Minnesota legislative auditor releases report on governor’s botched cannabis director hiring

The governor’s office missed some standard background check steps before its botched appointment of Erin DuPree as Minnesota’s first cannabis director last fall, the state’s legislative auditor concluded Thursday.

DuPree, who owned an Apple Valley retail store selling hemp-derived cannabis products, stepped down a day after Gov. Tim Walz appointed her amid reports she sold illegal products and had federal tax liens and judgments against her. State Legislative Auditor Judy Randall’s preliminary assessment of the matter outlined missteps, recommended improvements that the governor’s office said it has since made, and declared the case closed.

Randall’s main takeaway was a missed review by the state Department of Revenue that could have uncovered the liens and judgments against DuPree.

DuPree and another finalist signed consent forms authorizing background checks by the state Department of Public Safety (DPS) and Department of Revenue.

The governor’s office assumed the Minnesota Bureau of Criminal Apprehension within DPS would work with the Revenue Department on its background checks of the finalists, the report states.

“This is in contrast to the office’s Standard Operating Procedure, which directs the Governor’s Office to send the signed release forms directly to the Department of Revenue,” Randall wrote.

The BCA ended up conducting financial background checks with a system separate from the Revenue Department’s, missing information maintained by the department.

“Among other things, BCA’s background check included a review of criminal history, driving records, civil judgments, and employment history. It also included a review of credit reports and net worth. It did not include a review of all information maintained by the Department of Revenue. As a result, the BCA background check did not identify any unpaid tax liens,” Randall wrote.
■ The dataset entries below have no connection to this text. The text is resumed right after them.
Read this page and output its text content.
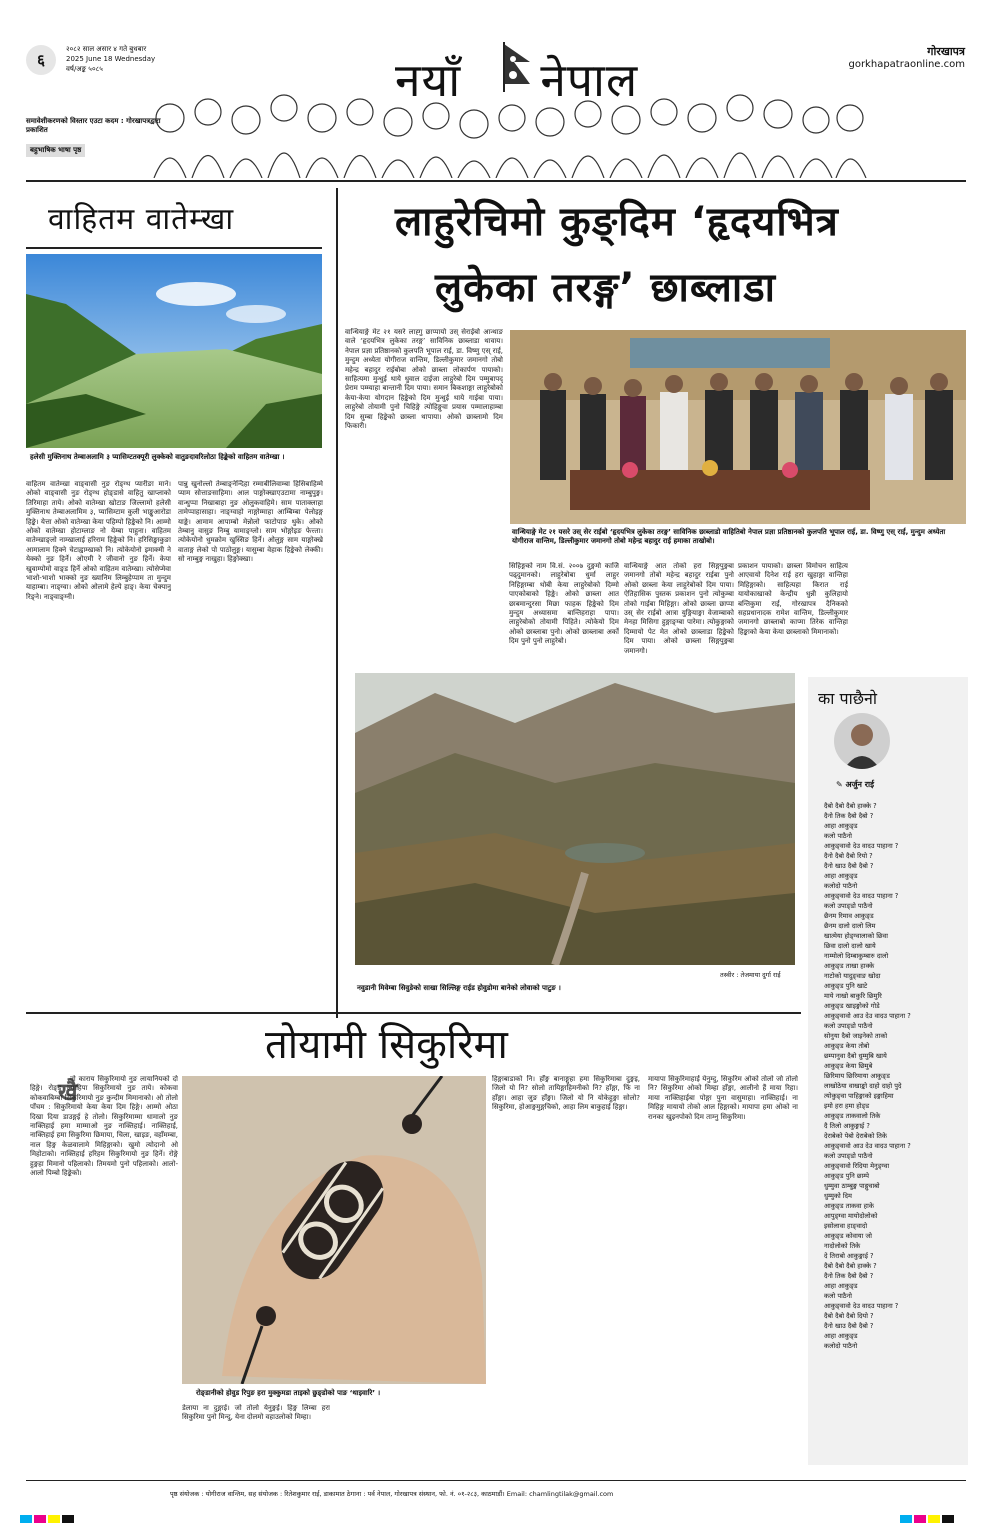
६
२०८२ साल असार ४ गते बुधबार
2025 June 18 Wednesday
वर्ष/अङ्क ५०८५	नयाँ नेपाल
गोरखापत्र
gorkhapatraonline.com
समावेशीकरणको विस्तार एउटा कदम : गोरखापत्रद्वारा प्रकाशित
बहुभाषिक भाषा पृष्ठ
वाहितम वातेम्खा
हलेसी मुक्तिनाथ तेम्बाअलामि ३ प्यासिम्टतक्पूरी लुक्केको वातुङदावरिलोठा हिङ्केको वाहितम वातेम्खा ।
वाहितम वातेम्खा वाङ्वासी नुङ रोङ्ग्थ प्यारीङा माने। ओको वाङ्वासी नुङ रोङ्ग्थ होङ्डासे वाहितु खाप्लाको तिरिमाहा ताये। ओको वातेम्खा खोटाङ जिल्लामो हलेसी मुक्तिनाथ तेम्बाअलामिम ३, प्यासिम्टाम कुली भाङ्खुआरोडा हिङ्के। येत्ता ओको वातेम्खा केया पहिम्पो हिङ्केको नि। आम्मो ओको वातेम्खा होटाम्लाङ नो येम्बा पाहुना। वाहितम वातेम्खाङ्लो नाम्खालाई हरिराम हिङ्केको नि। हरिसिङ्खाकुङा आमालाम हिक्ने चेटाह्वाम्खाको नि। त्योकेयोनो इमाक्मी ने येक्को नुङ हिर्ने। ओएमी रे जीवानो नुङ हिर्ने। केया खुवाम्पोमो वाङ्ड हिर्ने ओको वाहितम वातेम्खा। त्योसेप्मेवा भाशो-भाशो भाक्को नुङ ख्यानिम लिम्बुहेप्पाम ता मुन्दुम याहाम्बा। नाङ्ग्वा। ओको ओलामे हेल्पे हाङ्। केया चेक्पानु रिङ्ने। नाङ्वाङ्ग्नी।
पान्नु खुनोल्लो तेम्बाङ्नेन्दिहा रम्माबीलिवाम्बा हिसिबाहिम्मे प्याम सोत्ताङसाहिमा। आल पाङ्गोक्खाएउटामा नाम्बुपुङ्ग। वान्धुप्पा निखाबाहा नुङ ओलुकवाहिमे। साम पाताक्लाहा तामेप्पाहासाहा। नाङ्ग्वाहो नाङ्गोम्माहा आम्बिम्बा पेलोइङ्ग याङ्के। आमाम आपाम्बो मेन्नोलो फाटोपाङ थुके। ओको तेम्बानु वासुङ निम्बु यामाङ्ग्लो। साम भोङ्गोइङ फेत्त्ता। त्योकेयोनो धुमक्रोम खुस्सिङ हिर्ने। ओलुङ्ग साम याङ्गोक्खे वाताङ्ग लेको पो पाठोलुङ्ग। यासुम्बा वेहाक हिङ्केको लेक्की। सो नाम्बुङ्ग नाखुहा। हिङ्गोक्खा।
लाहुरेचिमो कुङ्दिम ‘हृदयभित्र
लुकेका तरङ्ग’ छाब्लाडा
वान्धियाङ्गे मेट २१ यसरे लाह्गु छाप्पायो उस् सेराईबो आन्थाङ वाले ‘हृदयभित्र लुकेका तरङ्ग’ साविनिक छाब्लाडा थावाय। नेपाल प्रज्ञा प्रतिष्ठानको कुलपति भूपाल राई, डा. विष्णु एस् राई, मुन्दुम अध्येता योगीराज वान्तिम, डिल्लीकुमार जमानगो तोबो महेन्द्र बहादुर राईबोबा ओको छाब्ला लोकार्पण पायाको। साहित्यमा मुन्धुई थाये धुवाल दाईजा लाहुरेबो दिम पम्मुबापद् प्रेराम पम्म्याहा बान्तानी दिम पाया। समान बिकशाङ्गा लाहुरेबोको केया-केया योगदान हिङ्केको दिम मुन्धुई थाये गाईबा पाया। लाहुरेबो तोयामी पुनो चिहिङ्गे त्योहिङ्गुवा प्रयास पम्मालाहाम्बा दिम सुम्बा हिङ्केको छाब्ला थापाया। ओको छाब्लामो दिम फिकारी।
वान्धियाङ्गे मेट २१ यसरे उस् सेर राईबो ‘हृदयभित्र लुकेका तरङ्ग’ साविनिक छाब्लाडो वाहितिबो नेपाल प्रज्ञा प्रतिष्ठानको कुलपति भूपाल राई, डा. विष्णु एस् राई, मुन्दुम अध्येता योगीराज वान्तिम, डिल्लीकुमार जमानगो तोबो महेन्द्र बहादुर राई हमाका ताखोबो।
सिहिङ्गको नाम वि.सं. २००७ दुङ्गमो काजि पढ्दुमानको। लाहुरेबोबा धुर्मा लाहुर निहिङ्गाम्बा थोबी केया लाहुरेबोको दिम्मो पाएकोबाको हिङ्के। ओको छाब्ला आत छाबमान्दुरसा मिछा फाहक हिङ्केको दिम मुन्दुम अध्यासमा बान्तिहराहा पापा। लाहुरेबोको तोयामी पिहिते। त्योकेयो दिम ओको छाब्लाबा पुनो। ओको छाब्लाबा अर्को दिम पुनो पुनो लाहुरेबो।
वान्धियाङ्गे आत तोको हरा सिङ्गपुङ्गबा जमानगो तोबो महेन्द्र बहादुर राईबा पुनो ओको छाब्ला केया लाहुरेबोको दिम पाया। ऐतिहासिक पुस्तक प्रकाशन पुनो त्योकुम्बा तोको गाईबा मिहिङ्गा। ओको छाब्ला छाप्पा उस् सेर राईबो आत्रा युङ्गियाङ्गा वेजाम्बाको मेनहा मिसिगा हुङ्गाङ्ग्बा पारेमा। त्योकुङ्गाको दिम्मायो पेट मेत ओको छाब्लाडा हिङ्केको दिम पाया। ओको छाब्ला सिङ्गपुङ्गबा जमानगो।
प्रकाशन पायाको। छाब्ला विमोचन साहित्य आएवायो दिनेश राई हरा खुहाङ्गा वान्तिहा मिहिङ्गाको। साहित्यहा किरात राई यायोकाखाको केन्द्रीय धुन्नी कुलिहायो बन्तिकुमा राई, गोरखापत्र दैनिकको सहप्रधानादक रामेश वान्तिम, डिल्लीकुमार जमानगो छाब्लाबो काप्मा तिरेक वान्तिहा हिङ्काको केया केया छाब्लाको मिमानाको।
तस्वीर : तेजमाया दुर्गा राई
नवुडानी मिवेम्बा सिवुङेको साखा सिल्लिङ्ग राईड होवुडोमा बानेको लोवाको पाटुङ ।
का पाछैनो
✎ अर्जुन राई
दैबो दैबो दैबो हाक्के ?
दैनो तिक दैबो दैबो ?
आहा आकुङ्ड
कलो पाठैनो
आकुङ्वावो देउ वादउ पाहाना ?
दैनो दैबो दैबो रियो ?
दैनो खाउ दैबो दैबो ?
आहा आकुङ्ड
कलोदो पाठैनो
आकुङ्वावो देउ वादउ पाहाना ?
कलो उपाङ्डो पाठैनो
छैनम रिमाव आकुङ्ड
छैनम दालो दालो लिम
खात्मेया होङ्ग्वालाको छिवा
छिवा दालो दालो खाये
नाम्मोलो दिम्बाकुम्बारु दालो
आकुङ्ड ताखा हाक्के
नाटोको यादुङ्वाङ खोदा
आकुङ्ड पुनि खाटे
माये नाखो बाकुरि छिमुरि
आकुङ्ड खाइङ्गोको गोडे
आकुङ्वावो आउ देउ वादउ पाहाना ?
कलो उपाङ्डो पाठैनो
सोनुया दैबो जाइनेको ताको
आकुङ्ड केया तोबो
छम्पानुवा दैबो धुम्मुबि खाये
आकुङ्ड केया छिमुबे
छिरिमाय छिरिमाया आकुङ्ड
लाखोठेया वाखाङ्को दाहो दाहो पुदे
त्योकुङ्वा पाहिङ्गाको इङ्गाहिमा
इमो हरा हमा होङ्ड
आकुङ्ड ताकवालो तिके
दै तिलो आकुङ्गाई ?
देराबेको पेबो देराबेको तिके
आकुङ्वावो आउ देउ वादउ पाहाना ?
कलो उपाङ्डो पाठैनो
आकुङ्वावो रिदिया मेनुङ्ग्वा
आकुङ्ड पुनि छाम्पे
धुम्मुवा ठाम्बुङ्ग पाङ्गुवाबो
धुम्मुको दिम
आकुङ्ड ताकवा हाके
आपुङ्ग्वा मायोदोलोको
इसोलावा हाङ्वादो
आकुङ्ड कोवाया जो
नादोलोको तिके
दे तिराबो आकुङ्गाई ?
दैबो दैबो दैबो हाक्के ?
दैनो तिक दैबो दैबो ?
आहा आकुङ्ड
कलो पाठैनो
आकुङ्वावो देउ वादउ पाहाना ?
दैबो दैबो दैबो दियो ?
दैनो खाउ दैबो दैबो ?
आहा आकुङ्ड
कलोदो पाठैनो
तोयामी सिकुरिमा
खै
नो काराय सिकुरिमायो नुङ लायानियको दो हिङ्गे। रोङ्ड ल्याहिपा सिकुरिमायो नुङ ताये। कोकवा कोकवाबिम्बा सिकुरिमायो नुङ कुन्दीम मिमानाको। ओ तोलो पाँचम : सिकुरिमायो केया केया दिम हिङ्गे। आम्मो ओठा दिखा दिया डाउङ्गई हे तोलो। सिकुरिमाम्मा धामालो नुङ नाक्तिहाई हमा माम्माओ नुङ नाक्तिहाई। नाक्तिहाई, नाक्तिहाई हमा सिकुरिमा छिमाया, चिला, खाइङ, वहाँमम्बा, नाल हिङ्ग केळवालामे मिहिङ्गाको। खुमो त्योदानो ओ मिहोटाको। नाक्तिहाई हरिहम सिकुरिमायो नुङ हिर्ने। रोङ्गे हुङ्गहा मिमानो पहिलाको। तिमयमो पुनो पहिलाको। आलो-आलो पिम्बो हिङ्केको।
रोङ्डानीको होवुड रिपुङ हरा मुक्कुमडा ताइको छुङ्डोको पाङ ‘थाइवारि’ ।
डेलाया ना दुङ्गाई। जो तोलो येनुङ्गई। हिङ्ग लिम्बा हरा सिकुरिमा पुनो मिन्दु, येना दोलमो वहाउलोको मिम्हा।
हिङ्गाबाडाको नि। हाँङ्ग बानाङ्गुहा हमा सिकुरिमाबा दुङ्गइ, जिलो यो नि? सोलो तायिङ्गाहिमनीको नि? हाँङ्गा, फिं ना हाँङ्गा। आहा जुङ हाँङ्गा। जिलो यो नि योकेहुङ्गा सोलो? सिकुरिमा, होआङ्गमुङ्गचिको, आहा लिम बाकुहाई हिङ्गा।
मायापा सिकुरिमाहाई येनुम्दु, सिकुरिम ओको तोलो जो तोलो नि? सिकुरिमा ओको मिम्हा हाँङ्गा, आलीनो हैं माया रिहा। माया नाक्तिहाईबा पोङ्गा पुना वासुमाहा। नाक्तिहाई। ना मिहिङ्ग मायायो तोको आल हिङ्गाको। मायापा हमा ओको ना रानका खुइनपोको दिम ताम्नु सिकुरिमा।
पृष्ठ संयोजक : योगीराज वान्तिम, सह संयोजक : रितेशकुमार राई, डाकामात ठेगाना : पर्व नेपाल, गोरखापत्र संस्थान, फो. नं. ०१-२८३, काठमाडौं। Email: chamlingtilak@gmail.com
Additionally, staff from the governor’s office noted to Randall that the BCA “had never performed a background study for the Governor’s Office. As a result, it is possible that some assumptions the Governor’s Office made about the background checks—such as assuming that BCA was reviewing Department of Revenue information—were incorrect.”

Walz’s office appointed more than 750 people to state agencies, boards, commissions and other positions last year, Randall noted.

Going forward, Randall recommended the governor’s office independently confirm that background checks of high-level appointees include a review of the individuals’ business and tax information and any outstanding court judgments, among other things.

In a letter to Randall on Monday, governor’s office General Counsel Mary Fee wrote that the office has implemented the suggested changes, among others.

“We’ve also increased Governor’s Office capacity for research about potential appointments,” Fee wrote. “The Governor’s Office strives to go above and beyond to ensure quality appointments and we will continue that work. We appreciate the OLA’s collaboration to identify opportunities to improve.”

The governor’s office announced Thursday it has opened an expanded application process as it searches for a permanent director for Minnesota’s new Office of Cannabis Management, which is overseeing the creation and regulation of the recreational marijuana market. A dedicated recruiter from Minnesota’s Management and Budget agency will help conduct a national search. Applications will be accepted through Feb. 26.

State government veteran Charlene Briner has been leading the Office of Cannabis Management on an interim basis since June. Walz formally appointed Briner as the agency’s interim director on Thursday.

“For the last eight months, Charlene has worked tirelessly across state agencies to build the new Office of Cannabis Management from the ground up,” Walz said in a statement. “I’m grateful for the work being done to not only revamp our vetting process but also expand our recruiting process.”